The Future Of Global Safety Is Collaboration
The training workshop exemplifies just one type of collaboration Janssen participates in with China to help support enhanced pharmacovigilance. In addition, a number of Janssen safety scientists have authored academic papers in pharmacovigilance that have been published in the National Center for ADR Monitoring’s academic journal, called the Chinese Journal of Pharmacovigilance. “This is something we’ve made a conscious decision to do because we would like our best thinking to be openly available,” Ray said. Janssen safety representatives also gave the keynote address at the 2011 Annual China Drug Safety and Public Policy Summit in Shanghai.
China’s proliferation of new conferences a few years ago, covering topics related to the biopharmaceutical industry, exemplifies the country’s collaborative spirit. These conferences meet annually now and attract key opinion leaders within China from Big Pharma, representatives from the Chinese health authorities, as well as key opinion leaders from the West, both as attendees and presenters. The conferences demonstrate China’s great willingness to exchange ideas and information about the industry.
In 2011, an important milestone in global safety involved China’s collaboration. The National Center of ADR Monitoring at SFDA and Uppsala Monitoring Centre signed an agreement to enhance data exchange from China’s ADR database and Vigibase, WHO’s global database of more than 6 million ADR reports. The two-year project is called “Standardization Study and Applications of Adverse Drug Reaction Monitoring Cooperation Agreement.” The project consists of various subprojects, including establishment of a data exchange platform, Chinese-English translation standards, and improvement of the Drug Dictionary specifically for China.

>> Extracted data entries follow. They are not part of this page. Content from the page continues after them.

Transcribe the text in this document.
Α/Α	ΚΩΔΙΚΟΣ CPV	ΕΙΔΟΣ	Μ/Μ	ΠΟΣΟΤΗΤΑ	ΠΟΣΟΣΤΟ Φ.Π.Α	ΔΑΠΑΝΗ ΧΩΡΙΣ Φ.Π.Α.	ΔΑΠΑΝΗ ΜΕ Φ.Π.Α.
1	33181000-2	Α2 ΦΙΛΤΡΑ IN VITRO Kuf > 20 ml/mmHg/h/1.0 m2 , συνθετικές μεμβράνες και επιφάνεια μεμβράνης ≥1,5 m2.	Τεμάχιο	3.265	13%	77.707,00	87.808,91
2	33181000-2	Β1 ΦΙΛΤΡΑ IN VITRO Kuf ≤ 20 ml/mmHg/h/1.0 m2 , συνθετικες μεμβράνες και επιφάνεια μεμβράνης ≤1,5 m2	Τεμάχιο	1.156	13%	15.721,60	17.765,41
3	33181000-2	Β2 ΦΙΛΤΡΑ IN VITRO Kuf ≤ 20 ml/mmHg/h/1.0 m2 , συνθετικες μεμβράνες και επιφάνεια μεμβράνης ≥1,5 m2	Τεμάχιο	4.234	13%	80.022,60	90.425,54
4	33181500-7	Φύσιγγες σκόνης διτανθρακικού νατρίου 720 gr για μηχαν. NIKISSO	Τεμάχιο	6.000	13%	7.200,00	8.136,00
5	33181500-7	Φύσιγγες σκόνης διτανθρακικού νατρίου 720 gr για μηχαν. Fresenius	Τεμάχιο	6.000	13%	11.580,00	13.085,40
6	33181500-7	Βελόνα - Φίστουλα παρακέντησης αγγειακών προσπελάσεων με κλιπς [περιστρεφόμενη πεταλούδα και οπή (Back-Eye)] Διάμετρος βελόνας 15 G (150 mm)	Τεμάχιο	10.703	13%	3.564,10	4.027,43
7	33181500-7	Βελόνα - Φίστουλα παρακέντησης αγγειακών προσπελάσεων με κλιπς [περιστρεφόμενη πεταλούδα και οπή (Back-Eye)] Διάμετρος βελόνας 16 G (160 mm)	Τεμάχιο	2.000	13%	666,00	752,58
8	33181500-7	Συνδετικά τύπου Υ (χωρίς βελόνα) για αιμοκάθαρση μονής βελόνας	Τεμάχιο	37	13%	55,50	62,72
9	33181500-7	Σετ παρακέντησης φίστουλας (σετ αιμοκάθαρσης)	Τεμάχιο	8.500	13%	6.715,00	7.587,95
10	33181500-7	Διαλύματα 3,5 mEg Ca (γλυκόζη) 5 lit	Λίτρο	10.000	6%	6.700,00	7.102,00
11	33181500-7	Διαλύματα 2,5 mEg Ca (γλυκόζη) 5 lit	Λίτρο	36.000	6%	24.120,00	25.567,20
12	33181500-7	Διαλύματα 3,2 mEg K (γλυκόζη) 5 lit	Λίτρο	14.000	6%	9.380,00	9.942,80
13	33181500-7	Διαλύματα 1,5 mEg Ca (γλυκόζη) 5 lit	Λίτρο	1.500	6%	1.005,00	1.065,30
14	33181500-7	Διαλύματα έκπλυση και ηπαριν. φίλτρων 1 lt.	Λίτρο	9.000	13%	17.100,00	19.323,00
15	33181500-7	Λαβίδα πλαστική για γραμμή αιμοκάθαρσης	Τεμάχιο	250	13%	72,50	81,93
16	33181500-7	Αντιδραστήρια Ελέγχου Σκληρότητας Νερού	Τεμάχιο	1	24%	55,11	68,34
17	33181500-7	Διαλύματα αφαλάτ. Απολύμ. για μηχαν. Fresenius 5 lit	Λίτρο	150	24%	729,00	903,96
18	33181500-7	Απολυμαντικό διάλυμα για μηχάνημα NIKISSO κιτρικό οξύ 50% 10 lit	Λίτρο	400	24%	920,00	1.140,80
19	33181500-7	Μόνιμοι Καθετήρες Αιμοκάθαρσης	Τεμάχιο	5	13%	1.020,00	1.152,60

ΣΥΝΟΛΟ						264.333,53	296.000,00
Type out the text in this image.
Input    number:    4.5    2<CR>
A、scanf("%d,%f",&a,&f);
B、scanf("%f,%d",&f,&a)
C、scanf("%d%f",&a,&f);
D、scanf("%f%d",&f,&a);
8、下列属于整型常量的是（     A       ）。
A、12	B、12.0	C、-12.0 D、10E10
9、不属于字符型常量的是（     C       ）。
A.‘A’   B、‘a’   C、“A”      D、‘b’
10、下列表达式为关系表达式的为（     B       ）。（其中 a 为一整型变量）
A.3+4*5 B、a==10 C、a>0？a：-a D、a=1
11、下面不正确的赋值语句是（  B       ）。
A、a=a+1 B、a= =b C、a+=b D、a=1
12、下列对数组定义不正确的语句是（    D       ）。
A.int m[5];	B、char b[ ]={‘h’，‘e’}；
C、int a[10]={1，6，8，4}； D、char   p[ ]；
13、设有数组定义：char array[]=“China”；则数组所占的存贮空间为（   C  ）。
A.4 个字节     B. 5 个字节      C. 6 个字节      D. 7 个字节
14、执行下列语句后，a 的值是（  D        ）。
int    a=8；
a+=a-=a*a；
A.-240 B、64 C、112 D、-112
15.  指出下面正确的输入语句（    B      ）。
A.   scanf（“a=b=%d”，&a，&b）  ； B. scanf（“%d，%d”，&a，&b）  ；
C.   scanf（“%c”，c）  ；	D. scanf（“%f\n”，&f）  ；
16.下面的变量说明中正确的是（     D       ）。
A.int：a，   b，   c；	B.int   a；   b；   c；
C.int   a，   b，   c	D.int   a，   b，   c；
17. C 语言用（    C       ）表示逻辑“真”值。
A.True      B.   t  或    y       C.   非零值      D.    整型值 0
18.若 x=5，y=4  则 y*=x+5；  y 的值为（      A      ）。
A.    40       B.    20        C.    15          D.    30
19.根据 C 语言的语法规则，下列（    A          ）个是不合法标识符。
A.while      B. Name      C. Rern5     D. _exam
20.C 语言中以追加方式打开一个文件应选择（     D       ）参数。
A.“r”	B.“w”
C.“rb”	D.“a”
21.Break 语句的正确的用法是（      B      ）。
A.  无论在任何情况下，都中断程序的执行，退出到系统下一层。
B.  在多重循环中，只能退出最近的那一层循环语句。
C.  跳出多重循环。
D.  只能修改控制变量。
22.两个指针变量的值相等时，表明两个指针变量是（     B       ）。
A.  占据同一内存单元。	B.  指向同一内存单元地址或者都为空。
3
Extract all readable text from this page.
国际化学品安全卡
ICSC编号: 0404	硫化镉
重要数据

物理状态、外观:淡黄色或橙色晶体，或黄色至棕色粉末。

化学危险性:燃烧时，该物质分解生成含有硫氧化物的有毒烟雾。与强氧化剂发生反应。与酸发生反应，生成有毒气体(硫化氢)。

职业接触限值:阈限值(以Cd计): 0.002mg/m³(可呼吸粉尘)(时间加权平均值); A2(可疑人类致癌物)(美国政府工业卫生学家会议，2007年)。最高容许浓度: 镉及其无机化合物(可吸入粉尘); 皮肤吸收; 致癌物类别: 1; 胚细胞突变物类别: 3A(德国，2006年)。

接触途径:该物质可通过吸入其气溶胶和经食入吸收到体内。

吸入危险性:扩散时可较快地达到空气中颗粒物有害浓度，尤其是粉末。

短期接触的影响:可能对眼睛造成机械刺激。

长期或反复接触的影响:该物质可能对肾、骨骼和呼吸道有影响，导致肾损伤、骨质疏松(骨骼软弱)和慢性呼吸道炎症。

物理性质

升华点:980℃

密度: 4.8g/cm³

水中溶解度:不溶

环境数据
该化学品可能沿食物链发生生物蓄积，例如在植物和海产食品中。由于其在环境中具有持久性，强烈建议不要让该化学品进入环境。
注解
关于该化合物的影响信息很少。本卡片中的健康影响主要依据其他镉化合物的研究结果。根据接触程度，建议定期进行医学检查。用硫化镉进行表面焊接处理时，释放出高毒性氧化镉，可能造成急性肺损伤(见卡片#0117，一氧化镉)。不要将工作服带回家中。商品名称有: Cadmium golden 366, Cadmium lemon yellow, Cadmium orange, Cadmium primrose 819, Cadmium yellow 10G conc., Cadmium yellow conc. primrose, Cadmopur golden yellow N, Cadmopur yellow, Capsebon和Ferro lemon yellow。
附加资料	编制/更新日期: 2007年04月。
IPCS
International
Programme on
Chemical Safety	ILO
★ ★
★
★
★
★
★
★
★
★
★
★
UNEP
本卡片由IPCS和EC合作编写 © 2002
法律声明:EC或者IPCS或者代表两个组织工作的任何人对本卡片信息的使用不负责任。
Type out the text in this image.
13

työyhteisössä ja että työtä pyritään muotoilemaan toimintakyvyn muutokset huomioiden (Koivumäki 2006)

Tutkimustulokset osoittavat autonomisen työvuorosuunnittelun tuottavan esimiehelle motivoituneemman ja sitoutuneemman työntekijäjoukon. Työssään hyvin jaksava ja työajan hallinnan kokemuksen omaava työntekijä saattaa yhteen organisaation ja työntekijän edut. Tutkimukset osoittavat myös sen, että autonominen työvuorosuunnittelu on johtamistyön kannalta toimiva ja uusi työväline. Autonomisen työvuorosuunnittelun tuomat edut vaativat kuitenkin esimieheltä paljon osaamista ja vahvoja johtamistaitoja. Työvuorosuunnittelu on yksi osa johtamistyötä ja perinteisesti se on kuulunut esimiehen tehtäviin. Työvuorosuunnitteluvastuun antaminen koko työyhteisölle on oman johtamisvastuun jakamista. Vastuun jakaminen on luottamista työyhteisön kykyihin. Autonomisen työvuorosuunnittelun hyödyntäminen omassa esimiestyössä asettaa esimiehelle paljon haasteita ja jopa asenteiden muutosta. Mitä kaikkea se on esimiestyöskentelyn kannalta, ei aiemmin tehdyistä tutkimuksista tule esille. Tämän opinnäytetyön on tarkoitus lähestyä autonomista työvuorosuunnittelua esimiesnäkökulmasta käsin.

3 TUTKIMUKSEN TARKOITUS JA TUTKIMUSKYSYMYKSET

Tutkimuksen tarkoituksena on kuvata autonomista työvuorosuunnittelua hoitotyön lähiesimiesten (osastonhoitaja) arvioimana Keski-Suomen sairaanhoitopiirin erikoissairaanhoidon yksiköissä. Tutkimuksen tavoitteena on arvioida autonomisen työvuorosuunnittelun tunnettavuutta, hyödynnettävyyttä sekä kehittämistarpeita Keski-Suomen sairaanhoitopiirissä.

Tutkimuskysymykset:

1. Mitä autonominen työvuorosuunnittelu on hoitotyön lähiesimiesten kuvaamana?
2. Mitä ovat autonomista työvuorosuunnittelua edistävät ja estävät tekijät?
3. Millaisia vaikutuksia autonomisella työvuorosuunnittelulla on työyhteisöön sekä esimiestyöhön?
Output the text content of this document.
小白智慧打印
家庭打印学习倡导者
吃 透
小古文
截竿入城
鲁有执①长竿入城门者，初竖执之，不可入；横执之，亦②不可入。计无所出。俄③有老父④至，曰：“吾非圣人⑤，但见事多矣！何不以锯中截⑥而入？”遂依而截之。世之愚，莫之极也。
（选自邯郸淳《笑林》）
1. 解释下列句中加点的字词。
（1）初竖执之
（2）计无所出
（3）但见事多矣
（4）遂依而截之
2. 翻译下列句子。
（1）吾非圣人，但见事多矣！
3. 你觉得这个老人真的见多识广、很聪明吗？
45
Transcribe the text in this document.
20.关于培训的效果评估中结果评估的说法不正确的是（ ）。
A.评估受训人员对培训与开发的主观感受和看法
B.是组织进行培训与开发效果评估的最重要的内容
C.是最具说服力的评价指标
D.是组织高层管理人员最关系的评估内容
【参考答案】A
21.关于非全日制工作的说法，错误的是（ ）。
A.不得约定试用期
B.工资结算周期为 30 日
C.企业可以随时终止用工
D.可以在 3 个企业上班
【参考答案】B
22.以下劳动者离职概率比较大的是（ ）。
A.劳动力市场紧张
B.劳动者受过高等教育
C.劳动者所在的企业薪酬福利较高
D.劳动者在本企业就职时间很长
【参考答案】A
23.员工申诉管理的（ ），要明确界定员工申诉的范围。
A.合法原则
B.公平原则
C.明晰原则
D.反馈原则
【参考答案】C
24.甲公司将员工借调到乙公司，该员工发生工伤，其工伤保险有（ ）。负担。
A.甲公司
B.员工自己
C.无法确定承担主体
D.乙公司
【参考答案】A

“I think there are some very interesting changes that we’re seeing in China. There is a recognition that safety is really about collaboration. The goal is to support strong, scientifically robust pharmacovigilance in China. It’s ultimately the patient, both in China and globally, who will benefit. We recognize that we have a shared commitment with the health authorities in that we both serve patients,” Ray said. “The future of safety is about collaboration, and we are committed to that. No one group can do it alone.”